UNA SEÑALIZACIÓN DIFERENTE

Nunca has visto un carril en España pintado de este color, y utilizarlo podría costarte caro

Un nuevo carril delimitado con señalización naranja ha aparecido en una carretera española. Está en la A-2 y su significado es importante para saber cuándo puedes cambiar de carril.

Nunca has visto un carril en España pintado de este color, y utilizarlo podría costarte caro Generada por IA

Estamos acostumbrados a encontrarnos sobre el asfalto líneas blancas y, ocasionalmente, marcas amarillas cuando existen obras. Pero en una de las principales autovías españolas ha aparecido ahora otro color mucho menos habitual: el naranja. Y no está ahí para llamar la atención de los conductores por casualidad.

La explicación está en la A-2, entre Madrid y Alcalá de Henares, donde se está probando un nuevo sistema para convertir el carril izquierdo en un carril Bus-VAO de funcionamiento flexible. Es decir, unas horas puede utilizarse como un carril convencional y, durante las horas punta, queda reservado únicamente para determinados vehículos.

Carril rojo autovía A-2 | Imagen generada con IA

Si ves el naranja, no puedes atravesarlo

En realidad, no se ha cubierto todo el asfalto de pintura naranja. Lo llamativo son las balizas luminosas instaladas a ras del suelo, capaces de cambiar de color en función de cómo debe utilizarse el carril.

Cuando estas balizas aparecen en color verde, indican una zona habilitada para entrar o salir del Bus-VAO. En cambio, cuando se iluminan en ámbar o naranja, actúan a efectos prácticos como una línea continua: el conductor no debe atravesarlas para incorporarse al carril ni para abandonarlo.

Es precisamente esta señalización dinámica la que puede sorprender a quien circule por la A-2 por primera vez después de su instalación. El objetivo es evitar una separación física permanente y permitir que el mismo espacio de la carretera cambie de función según la hora y las necesidades del tráfico.

No sería extraño que este tipo de soluciones gane presencia en el futuro. La DGT lleva años introduciendo sistemas de gestión más dinámicos y tecnologías destinadas a adaptar las carreteras a las condiciones de cada momento. También está incorporando, por ejemplo, conos conectados para mejorar la señalización de incidencias y obras.
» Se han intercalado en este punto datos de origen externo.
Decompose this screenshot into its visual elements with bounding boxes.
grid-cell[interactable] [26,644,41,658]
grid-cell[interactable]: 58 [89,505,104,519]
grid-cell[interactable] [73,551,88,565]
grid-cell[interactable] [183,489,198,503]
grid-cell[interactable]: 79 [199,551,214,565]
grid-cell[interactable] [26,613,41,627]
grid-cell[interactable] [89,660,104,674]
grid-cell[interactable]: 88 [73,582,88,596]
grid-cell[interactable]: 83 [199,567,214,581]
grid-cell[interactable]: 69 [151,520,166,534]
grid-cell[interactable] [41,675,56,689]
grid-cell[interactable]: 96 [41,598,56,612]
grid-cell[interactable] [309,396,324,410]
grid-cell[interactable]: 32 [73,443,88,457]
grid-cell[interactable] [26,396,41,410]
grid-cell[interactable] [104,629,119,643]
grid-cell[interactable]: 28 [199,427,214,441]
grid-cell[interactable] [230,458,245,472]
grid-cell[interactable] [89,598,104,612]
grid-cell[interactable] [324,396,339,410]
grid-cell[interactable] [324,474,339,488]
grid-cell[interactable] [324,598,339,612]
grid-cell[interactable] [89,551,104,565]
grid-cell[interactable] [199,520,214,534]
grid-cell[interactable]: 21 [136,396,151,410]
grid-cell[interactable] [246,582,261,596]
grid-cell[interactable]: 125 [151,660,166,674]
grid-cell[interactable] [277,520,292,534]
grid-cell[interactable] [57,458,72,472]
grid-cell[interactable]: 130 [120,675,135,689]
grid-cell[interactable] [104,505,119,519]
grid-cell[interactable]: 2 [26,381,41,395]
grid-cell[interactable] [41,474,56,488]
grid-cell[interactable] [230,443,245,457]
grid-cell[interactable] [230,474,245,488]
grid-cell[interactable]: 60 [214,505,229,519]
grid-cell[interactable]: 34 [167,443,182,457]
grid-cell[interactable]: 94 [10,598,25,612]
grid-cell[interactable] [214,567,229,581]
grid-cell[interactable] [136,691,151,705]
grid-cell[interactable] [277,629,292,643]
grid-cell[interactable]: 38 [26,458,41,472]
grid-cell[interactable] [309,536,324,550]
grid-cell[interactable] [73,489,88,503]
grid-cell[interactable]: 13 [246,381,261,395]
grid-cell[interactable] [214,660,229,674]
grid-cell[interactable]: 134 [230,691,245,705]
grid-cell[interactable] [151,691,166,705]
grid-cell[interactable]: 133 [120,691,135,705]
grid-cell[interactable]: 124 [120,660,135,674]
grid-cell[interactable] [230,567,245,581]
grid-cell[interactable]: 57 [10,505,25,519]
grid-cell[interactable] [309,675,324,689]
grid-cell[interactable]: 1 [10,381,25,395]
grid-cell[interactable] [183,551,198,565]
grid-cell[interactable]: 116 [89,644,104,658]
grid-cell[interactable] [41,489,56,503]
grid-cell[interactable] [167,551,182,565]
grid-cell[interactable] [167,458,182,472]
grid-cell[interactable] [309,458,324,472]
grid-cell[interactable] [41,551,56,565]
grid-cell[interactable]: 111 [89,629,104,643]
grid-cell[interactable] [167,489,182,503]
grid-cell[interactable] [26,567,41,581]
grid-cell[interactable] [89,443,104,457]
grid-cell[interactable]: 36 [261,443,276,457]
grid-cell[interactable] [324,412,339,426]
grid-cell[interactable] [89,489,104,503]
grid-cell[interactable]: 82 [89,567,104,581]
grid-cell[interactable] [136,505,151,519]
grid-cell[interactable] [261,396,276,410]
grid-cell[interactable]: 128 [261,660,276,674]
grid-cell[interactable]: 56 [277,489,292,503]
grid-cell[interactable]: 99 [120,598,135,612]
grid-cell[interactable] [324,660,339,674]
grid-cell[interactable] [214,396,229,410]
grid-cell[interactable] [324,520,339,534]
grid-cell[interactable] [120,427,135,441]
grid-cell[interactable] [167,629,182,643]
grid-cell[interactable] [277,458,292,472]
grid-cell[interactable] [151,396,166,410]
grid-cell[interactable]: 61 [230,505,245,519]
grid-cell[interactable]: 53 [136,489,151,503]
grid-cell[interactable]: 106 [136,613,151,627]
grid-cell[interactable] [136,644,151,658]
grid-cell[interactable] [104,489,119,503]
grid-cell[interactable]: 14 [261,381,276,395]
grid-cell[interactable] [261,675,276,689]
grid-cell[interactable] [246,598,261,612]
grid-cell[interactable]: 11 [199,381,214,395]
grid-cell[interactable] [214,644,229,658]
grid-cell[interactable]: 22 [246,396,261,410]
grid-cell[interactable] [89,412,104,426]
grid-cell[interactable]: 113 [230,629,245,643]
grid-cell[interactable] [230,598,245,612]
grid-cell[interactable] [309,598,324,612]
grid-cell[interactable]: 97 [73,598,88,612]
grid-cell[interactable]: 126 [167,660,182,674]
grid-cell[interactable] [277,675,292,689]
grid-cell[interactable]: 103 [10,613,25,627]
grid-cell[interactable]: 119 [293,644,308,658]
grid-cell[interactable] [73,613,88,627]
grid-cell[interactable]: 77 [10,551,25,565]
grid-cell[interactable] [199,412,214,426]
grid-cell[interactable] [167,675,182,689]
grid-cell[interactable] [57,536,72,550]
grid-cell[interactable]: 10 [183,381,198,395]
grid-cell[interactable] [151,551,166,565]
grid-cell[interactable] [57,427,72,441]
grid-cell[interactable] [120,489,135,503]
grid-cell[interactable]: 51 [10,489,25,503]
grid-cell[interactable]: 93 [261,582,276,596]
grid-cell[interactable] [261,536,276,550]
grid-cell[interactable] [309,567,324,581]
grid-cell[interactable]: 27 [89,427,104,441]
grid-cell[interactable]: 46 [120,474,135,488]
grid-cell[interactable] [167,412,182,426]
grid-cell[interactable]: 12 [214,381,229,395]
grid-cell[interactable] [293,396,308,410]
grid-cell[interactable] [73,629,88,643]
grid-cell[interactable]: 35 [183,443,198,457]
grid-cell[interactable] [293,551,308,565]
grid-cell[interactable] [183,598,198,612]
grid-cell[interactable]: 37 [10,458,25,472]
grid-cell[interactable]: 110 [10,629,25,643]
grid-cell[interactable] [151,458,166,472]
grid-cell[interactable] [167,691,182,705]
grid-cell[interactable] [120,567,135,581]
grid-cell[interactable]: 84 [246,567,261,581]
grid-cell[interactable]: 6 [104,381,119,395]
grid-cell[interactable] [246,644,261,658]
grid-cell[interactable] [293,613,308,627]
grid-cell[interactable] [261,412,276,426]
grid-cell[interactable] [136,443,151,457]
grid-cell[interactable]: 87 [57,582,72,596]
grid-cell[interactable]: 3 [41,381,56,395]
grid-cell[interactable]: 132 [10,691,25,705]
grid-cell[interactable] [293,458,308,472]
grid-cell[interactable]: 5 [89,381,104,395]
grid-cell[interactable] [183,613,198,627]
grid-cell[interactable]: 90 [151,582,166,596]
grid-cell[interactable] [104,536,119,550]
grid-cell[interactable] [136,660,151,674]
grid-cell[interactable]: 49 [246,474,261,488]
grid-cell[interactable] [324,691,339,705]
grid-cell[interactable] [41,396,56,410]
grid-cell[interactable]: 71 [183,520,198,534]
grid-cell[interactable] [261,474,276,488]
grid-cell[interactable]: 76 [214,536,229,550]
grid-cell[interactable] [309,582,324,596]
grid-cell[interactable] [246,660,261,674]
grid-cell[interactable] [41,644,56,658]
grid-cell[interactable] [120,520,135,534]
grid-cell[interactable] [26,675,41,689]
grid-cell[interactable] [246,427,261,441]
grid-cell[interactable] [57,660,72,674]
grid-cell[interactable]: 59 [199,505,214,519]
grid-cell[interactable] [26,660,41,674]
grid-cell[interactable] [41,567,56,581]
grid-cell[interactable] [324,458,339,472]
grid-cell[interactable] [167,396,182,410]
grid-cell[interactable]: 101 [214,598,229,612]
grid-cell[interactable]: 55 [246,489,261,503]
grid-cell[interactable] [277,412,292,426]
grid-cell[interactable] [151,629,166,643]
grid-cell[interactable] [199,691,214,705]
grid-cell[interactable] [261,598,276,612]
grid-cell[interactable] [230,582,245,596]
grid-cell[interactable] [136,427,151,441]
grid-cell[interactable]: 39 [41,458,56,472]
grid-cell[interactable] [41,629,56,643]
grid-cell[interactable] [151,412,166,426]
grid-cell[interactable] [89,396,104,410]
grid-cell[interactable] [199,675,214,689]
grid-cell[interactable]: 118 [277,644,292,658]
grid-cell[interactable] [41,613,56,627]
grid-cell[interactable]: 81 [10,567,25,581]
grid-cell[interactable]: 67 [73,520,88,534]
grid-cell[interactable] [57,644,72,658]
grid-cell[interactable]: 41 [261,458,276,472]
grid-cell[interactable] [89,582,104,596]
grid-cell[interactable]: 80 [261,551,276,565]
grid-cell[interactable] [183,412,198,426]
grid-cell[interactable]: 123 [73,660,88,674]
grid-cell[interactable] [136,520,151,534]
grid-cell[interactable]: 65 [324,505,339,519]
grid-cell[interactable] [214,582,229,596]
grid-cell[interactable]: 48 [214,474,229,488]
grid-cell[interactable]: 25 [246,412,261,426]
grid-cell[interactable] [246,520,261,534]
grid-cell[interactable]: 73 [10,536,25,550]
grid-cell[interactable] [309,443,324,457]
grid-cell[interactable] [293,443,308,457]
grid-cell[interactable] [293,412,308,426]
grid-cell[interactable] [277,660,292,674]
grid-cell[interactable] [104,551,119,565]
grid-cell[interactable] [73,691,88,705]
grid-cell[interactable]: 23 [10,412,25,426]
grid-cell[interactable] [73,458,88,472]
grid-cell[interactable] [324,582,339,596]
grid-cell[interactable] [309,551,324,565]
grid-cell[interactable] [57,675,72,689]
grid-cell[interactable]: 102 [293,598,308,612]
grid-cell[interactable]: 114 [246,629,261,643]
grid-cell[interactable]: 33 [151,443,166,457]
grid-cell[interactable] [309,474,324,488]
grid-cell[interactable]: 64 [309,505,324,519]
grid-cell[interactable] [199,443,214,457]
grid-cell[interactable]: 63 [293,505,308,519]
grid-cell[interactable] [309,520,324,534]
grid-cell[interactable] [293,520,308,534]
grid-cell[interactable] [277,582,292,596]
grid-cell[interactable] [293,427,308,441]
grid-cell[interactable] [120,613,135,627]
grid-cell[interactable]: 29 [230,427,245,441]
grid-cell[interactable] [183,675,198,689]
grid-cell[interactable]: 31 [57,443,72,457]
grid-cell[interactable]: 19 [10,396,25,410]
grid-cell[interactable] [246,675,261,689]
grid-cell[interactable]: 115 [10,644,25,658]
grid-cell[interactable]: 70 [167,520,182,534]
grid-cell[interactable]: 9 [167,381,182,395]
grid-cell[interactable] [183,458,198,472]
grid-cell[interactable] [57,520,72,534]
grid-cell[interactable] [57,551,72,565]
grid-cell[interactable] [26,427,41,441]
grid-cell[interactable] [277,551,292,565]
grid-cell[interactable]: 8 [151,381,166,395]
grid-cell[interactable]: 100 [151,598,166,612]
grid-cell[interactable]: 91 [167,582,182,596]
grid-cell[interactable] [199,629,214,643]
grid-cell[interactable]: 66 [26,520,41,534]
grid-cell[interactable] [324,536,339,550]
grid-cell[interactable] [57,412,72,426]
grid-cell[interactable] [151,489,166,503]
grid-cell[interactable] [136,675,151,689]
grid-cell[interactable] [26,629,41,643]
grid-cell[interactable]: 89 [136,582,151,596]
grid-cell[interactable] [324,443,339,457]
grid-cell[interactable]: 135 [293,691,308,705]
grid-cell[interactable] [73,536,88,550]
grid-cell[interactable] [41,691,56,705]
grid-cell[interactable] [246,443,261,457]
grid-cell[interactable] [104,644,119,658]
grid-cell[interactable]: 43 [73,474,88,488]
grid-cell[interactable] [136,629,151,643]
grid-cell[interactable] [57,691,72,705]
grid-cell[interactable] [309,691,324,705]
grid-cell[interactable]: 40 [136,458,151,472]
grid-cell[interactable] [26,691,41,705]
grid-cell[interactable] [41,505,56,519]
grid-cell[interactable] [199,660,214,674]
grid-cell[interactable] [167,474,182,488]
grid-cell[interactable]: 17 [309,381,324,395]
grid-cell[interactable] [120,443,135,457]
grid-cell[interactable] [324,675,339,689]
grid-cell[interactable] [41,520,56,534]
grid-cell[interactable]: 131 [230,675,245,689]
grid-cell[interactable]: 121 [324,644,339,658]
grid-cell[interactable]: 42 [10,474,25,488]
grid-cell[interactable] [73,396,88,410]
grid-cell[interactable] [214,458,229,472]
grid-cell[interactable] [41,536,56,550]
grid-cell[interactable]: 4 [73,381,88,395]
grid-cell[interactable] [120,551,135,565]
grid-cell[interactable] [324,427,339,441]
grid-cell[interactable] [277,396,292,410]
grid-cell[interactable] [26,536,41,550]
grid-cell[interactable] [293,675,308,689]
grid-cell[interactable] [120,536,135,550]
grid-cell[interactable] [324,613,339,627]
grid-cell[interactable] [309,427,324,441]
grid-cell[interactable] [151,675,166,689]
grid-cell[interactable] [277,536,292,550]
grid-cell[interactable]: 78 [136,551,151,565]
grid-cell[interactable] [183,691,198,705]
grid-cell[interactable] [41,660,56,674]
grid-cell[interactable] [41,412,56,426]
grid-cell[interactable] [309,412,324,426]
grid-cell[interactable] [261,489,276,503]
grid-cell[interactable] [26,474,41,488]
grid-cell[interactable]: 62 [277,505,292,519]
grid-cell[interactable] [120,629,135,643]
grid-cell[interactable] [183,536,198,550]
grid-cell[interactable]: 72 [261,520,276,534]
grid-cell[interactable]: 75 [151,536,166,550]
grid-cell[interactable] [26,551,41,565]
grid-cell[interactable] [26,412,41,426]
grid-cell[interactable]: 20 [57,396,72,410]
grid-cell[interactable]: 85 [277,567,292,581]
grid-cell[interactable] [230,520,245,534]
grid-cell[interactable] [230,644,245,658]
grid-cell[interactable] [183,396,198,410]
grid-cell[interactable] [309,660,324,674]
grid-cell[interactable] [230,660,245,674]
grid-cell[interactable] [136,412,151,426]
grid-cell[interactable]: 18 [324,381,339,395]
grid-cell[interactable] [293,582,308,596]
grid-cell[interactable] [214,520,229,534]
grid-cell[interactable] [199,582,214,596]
Carril naranja BUS-Vao | Ministerio de Transportes

Un carril que cambia según la hora

El nuevo Bus-VAO de la A-2 tiene una longitud total de 19,2 kilómetros entre Madrid y Alcalá de Henares, aunque su funcionamiento se está implantando progresivamente. Su gran diferencia respecto al conocido Bus-VAO de la A-6 es que aquí no existe una barrera física que separe permanentemente el carril.

Durante su fase de pruebas, iniciada en agosto, está activo entre las 7:00 y las 9:00 horas en ambos sentidos. Además, también funciona entre las 15:00 y las 17:00 horas en sentido salida de Madrid. Fuera de esos horarios, el carril izquierdo vuelve a ser un carril convencional y puede utilizarlo cualquier vehículo.

Cuando está activado como Bus-VAO, por él pueden circular autobuses, motocicletas, vehículos autorizados y coches o furgonetas con al menos dos ocupantes. Hay un detalle especialmente importante: tener un coche eléctrico no concede automáticamente acceso al carril. Si únicamente viaja el conductor, tampoco puede utilizarlo.

Carril Bus-VAO | Ministerio de Transportes

Verde para cruzar, naranja para permanecer

Los conductores deberán acostumbrarse, por tanto, a mirar algo más que las tradicionales líneas pintadas sobre el asfalto. Las balizas, los paneles variables instalados sobre la carretera y las marcas viales determinarán en cada momento cómo se utiliza el carril.

La regla más sencilla para recordar el nuevo código visual es clara: verde permite entrar o salir; naranja indica que no debes atravesar la delimitación. Y si las balizas están apagadas y el Bus-VAO no está activado, el carril vuelve a funcionar con normalidad.

La señalización es especialmente importante en cualquier tramo donde cambien temporalmente las condiciones habituales de circulación. De hecho, la DGT insiste desde hace años en la necesidad de respetar las indicaciones específicas cuando una carretera modifica su configuración habitual.

Por ahora, esta peculiar imagen naranja está vinculada a un tramo muy concreto de la A-2. Pero demuestra cómo las carreteras españolas están empezando a incorporar señalización capaz de cambiar en tiempo real. Así que si algún día circulas y descubres una hilera naranja junto a tu carril, ya sabes qué significa: no es una decoración ni una pintura experimental. Es una frontera que, en ese momento, no debes cruzar.